19 Mai 2017
“Vós o conheceis, porque Ele permanece junto de vós e estará dentro de vós” (Jo 14,17).
A reflexão bíblica é elaborada por Adroaldo Palaoro, sacerdote jesuíta, comentando o evangelho do 4° Domingo de Páscoa (21/05/2017) que corresponde a João 14,15-21.
O evangelho de João nos oferece diversas imagens de Páscoa: vida, pastor e porta, morada de Deus… O evangelho deste domingo nos apresenta a Páscoa como promessa e esperança do Espírito Santo, o “Paráclito” (defensor/consolador) dos(as) seguidores(as) de Jesus. Jesus mesmo tinha sido o Paráclito de seus discípulos, mas agora envia seu Espírito para que seja presença interior e companhia.
A Páscoa apresenta-se, assim, como experiência de Presença, Deus em nós. Esta é a grande promessa que sustenta o caminho do seguimento na história, tantas vezes obscuro e angustiante para o ser humano. Presença que des-vela nossa identidade e nossa verdade mais profunda: filhos(as) amados(as) do Pai.
O Evangelho de João é uma verdadeira catequese do Espírito, que se revela como “Espírito da verdade”, pois atua justamente na intimidade das pessoas, des-velando sua originalidade interior e comunicando-lhes luz e força para expandir suas vidas na direção do serviço aos outros.
Este “Espírito da verdade” não deve ser confundido com uma doutrina. Esta “verdade” não deve ser buscada nos livros dos teólogos nem nos documentos da hierarquia. É algo muito mais profundo. Jesus diz que “ela vive conosco e está dentro de nós”. É alento, força, luz, amor... que nos chega do mistério último de Deus. Devemos acolhê-la com um coração simples e confiante.
Este “Espírito da verdade” está no interior de cada um de nós, defendendo-nos de tudo o que nos pode afastar de Jesus. Convida a nos abrir com simplicidade ao mistério de um Deus, Amigo da vida. Quem busca a este Deus com honradez e verdade não está longe dele.
A sociedade pós-moderna apostou pelo “exterior” e se distanciou da dimensão essencial da vida humana: a interioridade. Tudo nos convida a viver a partir de fora; tudo nos pressiona a mover-nos com pressa, sem nos deter em nada nem em ninguém; a paz já não encontra espaços para morar em nosso coração; vivemos quase sempre na superfície da vida; estamos esquecendo o que significa saborear a vida a partir de dentro. Vivemos a globalização da dispersão e da superficialidade.

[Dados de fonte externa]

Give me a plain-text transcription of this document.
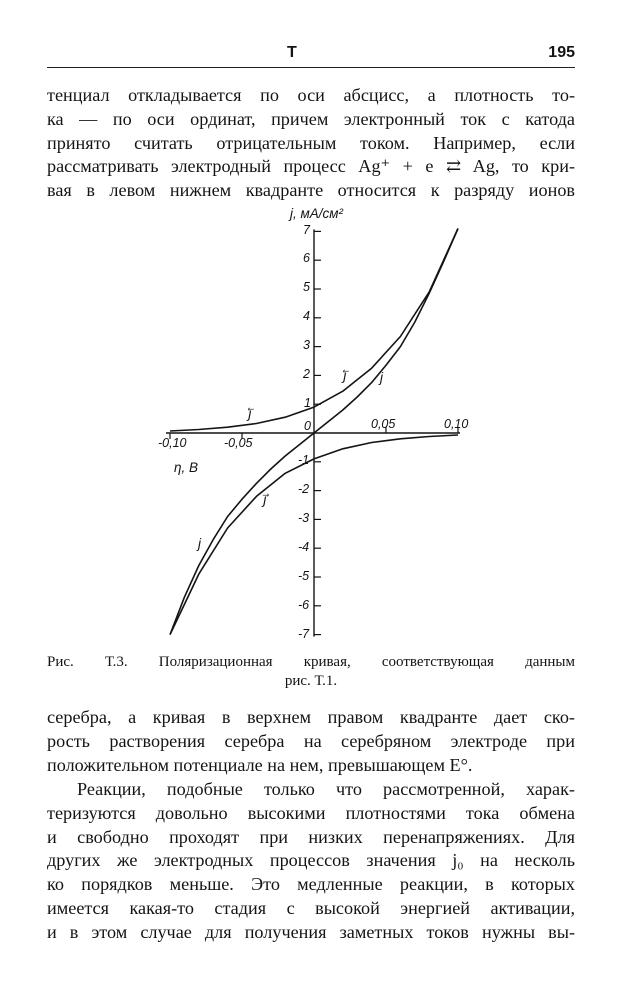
Т	195
тенциал откладывается по оси абсцисс, а плотность то-
ка — по оси ординат, причем электронный ток с катода
принято считать отрицательным током. Например, если
рассматривать электродный процесс Ag⁺ + e ⇄ Ag, то кри-
вая в левом нижнем квадранте относится к разряду ионов
j, мА/см²
η, В
0
-0,10	-0,05
0,05	0,10
7
6
5
4
3
2
1
-1
-2
-3
-4
-5
-6
-7
j
j⃖
j
j⃗
j⃖
Рис. Т.3. Поляризационная кривая, соответствующая данным
рис. Т.1.
серебра, а кривая в верхнем правом квадранте дает ско-
рость растворения серебра на серебряном электроде при
положительном потенциале на нем, превышающем E°.
Реакции, подобные только что рассмотренной, харак-
теризуются довольно высокими плотностями тока обмена
и свободно проходят при низких перенапряжениях. Для
других же электродных процессов значения j₀ на несколь
ко порядков меньше. Это медленные реакции, в которых
имеется какая-то стадия с высокой энергией активации,
и в этом случае для получения заметных токов нужны вы-
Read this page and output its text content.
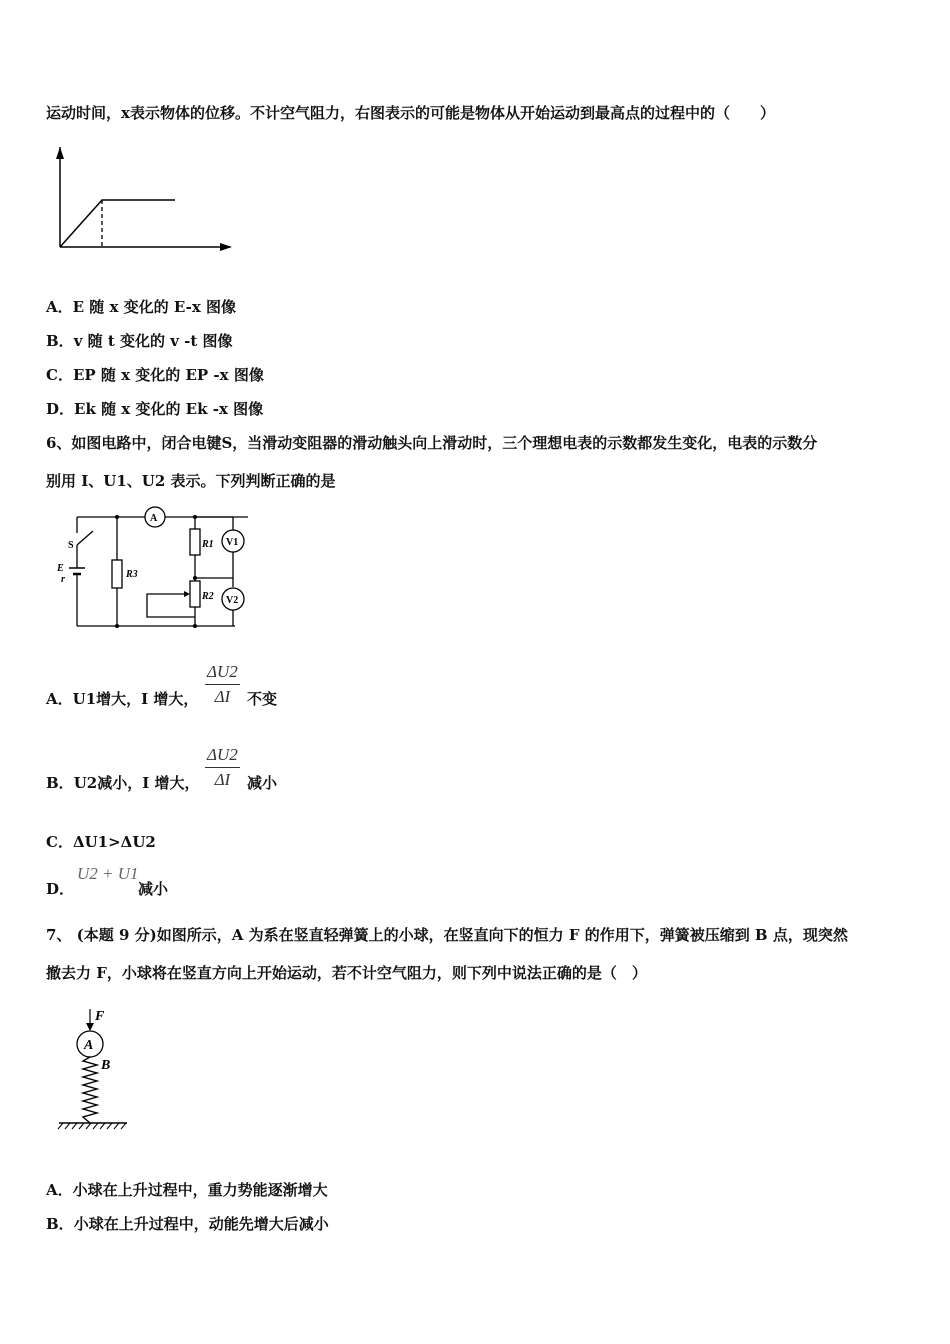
运动时间，x表示物体的位移。不计空气阻力，右图表示的可能是物体从开始运动到最高点的过程中的（　　）
A．E 随 x 变化的 E-x 图像
B．v 随 t 变化的 v -t 图像
C．EP 随 x 变化的 EP -x 图像
D．Ek 随 x 变化的 Ek -x 图像
6、如图电路中，闭合电键S，当滑动变阻器的滑动触头向上滑动时，三个理想电表的示数都发生变化，电表的示数分
别用 I、U1、U2 表示。下列判断正确的是
S
E
r	R3
A
R1
R2
V1
V2
A．U1增大，I 增大， $\frac{\Delta U2}{\Delta I}$ 不变
B．U2减小，I 增大， $\frac{\Delta U2}{\Delta I}$ 减小
C．ΔU1>ΔU2
D．
U2 + U1
减小
7、 (本题 9 分)如图所示，A 为系在竖直轻弹簧上的小球，在竖直向下的恒力 F 的作用下，弹簧被压缩到 B 点，现突然
撤去力 F，小球将在竖直方向上开始运动，若不计空气阻力，则下列中说法正确的是（　）
F
A
B
A．小球在上升过程中，重力势能逐渐增大
B．小球在上升过程中，动能先增大后减小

E o ser humano “disperso e superficial” é um ser “desordenado”, ou seja, vive seduzido por estímulos ambientais, envolvido por apelos vindos de fora, cativado pela mídia, pelas inovações rápidas, magnetizado por ofertas alucinantes... E então, ele se esvazia, se dilui, perde a interioridade e... se desumaniza.
A exterioridade absorve a interioridade humana. A pessoa foge de si mesma, tem medo de encontrar-se. Por isso, acompanha o ritmo dos outros, repete a linguagem dos outros, adota os critérios dos outros..., e acaba sendo influenciada e dominada por pressões e hábitos externos.

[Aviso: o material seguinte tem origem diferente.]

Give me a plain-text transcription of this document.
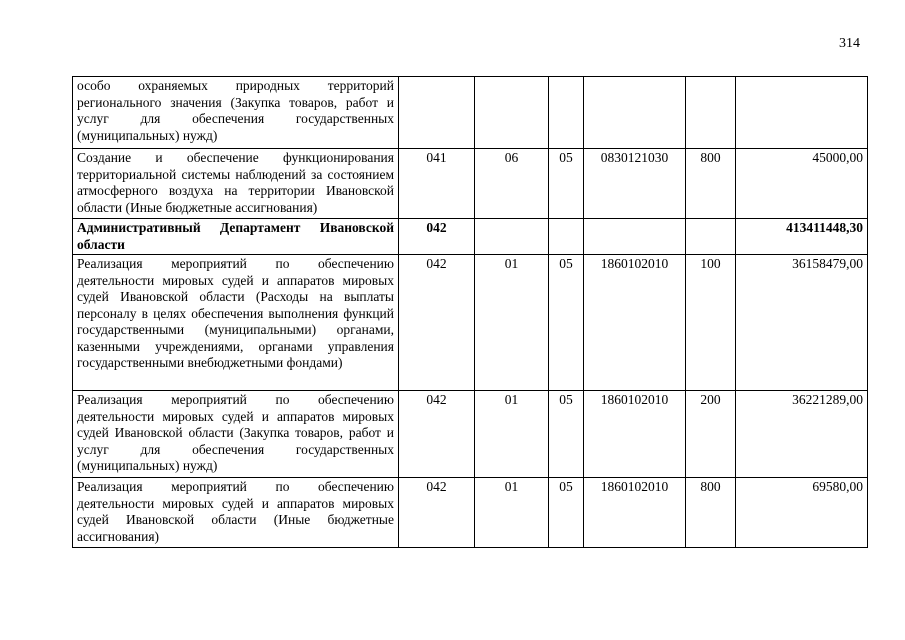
314
особо охраняемых природных территорий регионального значения (Закупка товаров, работ и услуг для обеспечения государственных (муниципальных) нужд)						
Создание и обеспечение функционирования территориальной системы наблюдений за состоянием атмосферного воздуха на территории Ивановской области (Иные бюджетные ассигнования)	041	06	05	0830121030	800	45000,00
Административный Департамент Ивановской области	042					413411448,30
Реализация мероприятий по обеспечению деятельности мировых судей и аппаратов мировых судей Ивановской области (Расходы на выплаты персоналу в целях обеспечения выполнения функций государственными (муниципальными) органами, казенными учреждениями, органами управления государственными внебюджетными фондами)	042	01	05	1860102010	100	36158479,00
Реализация мероприятий по обеспечению деятельности мировых судей и аппаратов мировых судей Ивановской области (Закупка товаров, работ и услуг для обеспечения государственных (муниципальных) нужд)	042	01	05	1860102010	200	36221289,00
Реализация мероприятий по обеспечению деятельности мировых судей и аппаратов мировых судей Ивановской области (Иные бюджетные ассигнования)	042	01	05	1860102010	800	69580,00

Que pode dizer a espiritualidade do Evangelho ao ser humano deste 3º milênio?
Um aspecto decisivo que emerge, entre tantos outros, é este: o valor do interior, ou seja, tudo o que se refere à dimensão do coração, das intenções profundas, das decisões que partem das raízes internas.
Para “desbloquear” nosso interior, fechado e petrificado, Jesus Cristo promete o envio do Espírito Santo, presença que examina e purifica as trilhas do coração humano, pois nosso interior é lugar da intimidade com Deus, espaço de contemplação, ambiente de discernimento e construção de decisões.

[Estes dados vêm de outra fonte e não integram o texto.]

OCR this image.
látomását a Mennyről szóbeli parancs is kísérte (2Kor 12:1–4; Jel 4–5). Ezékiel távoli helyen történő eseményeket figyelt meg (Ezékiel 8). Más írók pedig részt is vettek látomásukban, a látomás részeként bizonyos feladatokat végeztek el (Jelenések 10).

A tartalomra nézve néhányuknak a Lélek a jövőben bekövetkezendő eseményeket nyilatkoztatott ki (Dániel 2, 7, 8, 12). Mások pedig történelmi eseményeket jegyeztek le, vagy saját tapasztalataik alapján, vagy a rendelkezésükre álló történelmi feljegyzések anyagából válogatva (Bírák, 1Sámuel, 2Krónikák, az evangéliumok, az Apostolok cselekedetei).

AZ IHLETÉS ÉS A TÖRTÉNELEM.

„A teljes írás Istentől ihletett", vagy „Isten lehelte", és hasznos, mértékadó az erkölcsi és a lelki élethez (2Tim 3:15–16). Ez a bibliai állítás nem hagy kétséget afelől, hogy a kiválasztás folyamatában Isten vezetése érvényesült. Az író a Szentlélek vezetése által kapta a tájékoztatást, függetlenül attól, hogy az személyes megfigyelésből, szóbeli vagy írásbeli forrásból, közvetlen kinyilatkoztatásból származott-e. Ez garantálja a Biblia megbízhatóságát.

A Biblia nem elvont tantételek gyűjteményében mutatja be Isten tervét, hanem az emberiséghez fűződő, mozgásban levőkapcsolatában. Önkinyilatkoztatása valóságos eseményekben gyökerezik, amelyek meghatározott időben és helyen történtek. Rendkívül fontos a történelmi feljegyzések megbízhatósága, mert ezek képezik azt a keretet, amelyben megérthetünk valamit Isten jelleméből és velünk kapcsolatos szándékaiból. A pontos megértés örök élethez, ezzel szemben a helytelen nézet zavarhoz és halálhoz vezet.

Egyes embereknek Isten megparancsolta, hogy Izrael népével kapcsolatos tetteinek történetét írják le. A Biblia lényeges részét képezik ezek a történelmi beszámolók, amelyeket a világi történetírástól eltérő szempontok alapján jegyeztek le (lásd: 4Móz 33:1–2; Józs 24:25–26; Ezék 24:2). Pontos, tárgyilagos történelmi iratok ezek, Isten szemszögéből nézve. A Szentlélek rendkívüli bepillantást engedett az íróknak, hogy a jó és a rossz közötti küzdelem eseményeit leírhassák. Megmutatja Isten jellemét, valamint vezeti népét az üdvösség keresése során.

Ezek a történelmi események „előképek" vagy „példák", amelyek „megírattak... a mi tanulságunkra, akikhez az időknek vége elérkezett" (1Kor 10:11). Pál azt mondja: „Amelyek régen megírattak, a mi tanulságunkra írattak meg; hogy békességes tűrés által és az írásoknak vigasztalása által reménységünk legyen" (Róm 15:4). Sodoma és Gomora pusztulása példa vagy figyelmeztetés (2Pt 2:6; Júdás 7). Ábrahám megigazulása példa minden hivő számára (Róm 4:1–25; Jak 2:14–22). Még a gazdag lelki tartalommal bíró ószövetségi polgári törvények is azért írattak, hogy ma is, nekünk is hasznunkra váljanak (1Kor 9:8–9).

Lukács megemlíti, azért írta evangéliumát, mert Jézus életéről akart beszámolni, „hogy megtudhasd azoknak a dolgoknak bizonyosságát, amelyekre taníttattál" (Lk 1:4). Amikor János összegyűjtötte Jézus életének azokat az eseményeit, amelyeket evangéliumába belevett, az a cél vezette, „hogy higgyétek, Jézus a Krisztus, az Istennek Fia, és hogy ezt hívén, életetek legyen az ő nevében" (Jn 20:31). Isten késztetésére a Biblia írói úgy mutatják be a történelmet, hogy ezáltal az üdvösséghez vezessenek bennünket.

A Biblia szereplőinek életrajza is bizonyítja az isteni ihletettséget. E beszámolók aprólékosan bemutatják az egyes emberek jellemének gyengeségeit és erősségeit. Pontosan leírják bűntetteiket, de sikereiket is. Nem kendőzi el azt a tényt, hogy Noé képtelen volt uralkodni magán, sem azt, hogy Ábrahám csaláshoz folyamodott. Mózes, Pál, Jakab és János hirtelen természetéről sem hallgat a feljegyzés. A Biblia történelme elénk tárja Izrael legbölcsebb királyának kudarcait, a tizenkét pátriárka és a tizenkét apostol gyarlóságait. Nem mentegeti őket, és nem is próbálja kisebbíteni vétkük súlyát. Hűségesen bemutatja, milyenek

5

Nesse sentido, ser seguidor(a) de Jesus significa ser um aprendiz do Espírito, deixando-nos conduzir por Ele em direção à fronteira da interioridade, do nosso próprio “eu profundo”. Presença que des-vela regiões não contaminadas em nosso coração, onde tudo começa a ser percebido como novo, de onde brotam esperanças adormecidas e desejos ocultos.
É próprio do ser humano mergulhar e experimentar sua interioridade-profundidade. Auscultando a si mesmo, percebe que brotam de seu “eu profundo” apelos de compaixão, de amorização e de identificação com os outros e com o grande Outro (Deus). Dá-se conta de uma Presença que sempre o acompanha, de um Centro ao redor do qual se organiza a vida interior e a partir do qual se elaboram os grandes sonhos e as significações últimas da vida.
Essa interioridade é um modo de ser, uma atitude de base a ser vivida em cada momento e em todas as circunstâncias. Mesmo nas atividades cotidianas mais simples, a pessoa que criou espaço para a profundidade e para a interioridade mostra-se centrada, serena e cumulada de paz, caminhando junto com os outros na mesma direção que aponta para a Fonte de vida e de eternidade.
Sabe-se e sente-se habitada por um Maior que é uma Fonte irradiante de ternura e de amor. Irradia vitalidade e entusiasmo, porque carrega Deus dentro de si, carrega o Sentido do universo, de cada coisa.
Acolhe e interioriza experiencialmente esse Mistério sem nome e permite que Ele ilumine sua vida; dialoga e entra em comunhão com Ele, pois o detecta e o sente em cada detalhe da realidade.
Toda experiência espiritual significa um encontro com um rosto novo e desafiador de Deus, que emerge dos grandes desafios da realidade histórica.
Esta “vida interior” é, ao mesmo tempo, a terra onde a pessoa planta suas raízes e a fonte onde ela pode apagar sua sede.
A partir da interioridade, tudo se transfigura, tudo tem sentido, tudo vem carregado de veneração e sacralidade. Viver a interioridade é desenvolver a nossa capacidade de contemplação, de compaixão, de assombro, escuta das mensagens e dos valores presentes no mundo à nossa volta.
Sem interioridade, Deus parece distante, o Cristo permanece no passado, o Evangelho torna-se lei, a Igreja uma simples organização, a autoridade transforma-se em poder, a missão em propaganda, o seguimento se burocratiza, a liturgia vira ritualismo...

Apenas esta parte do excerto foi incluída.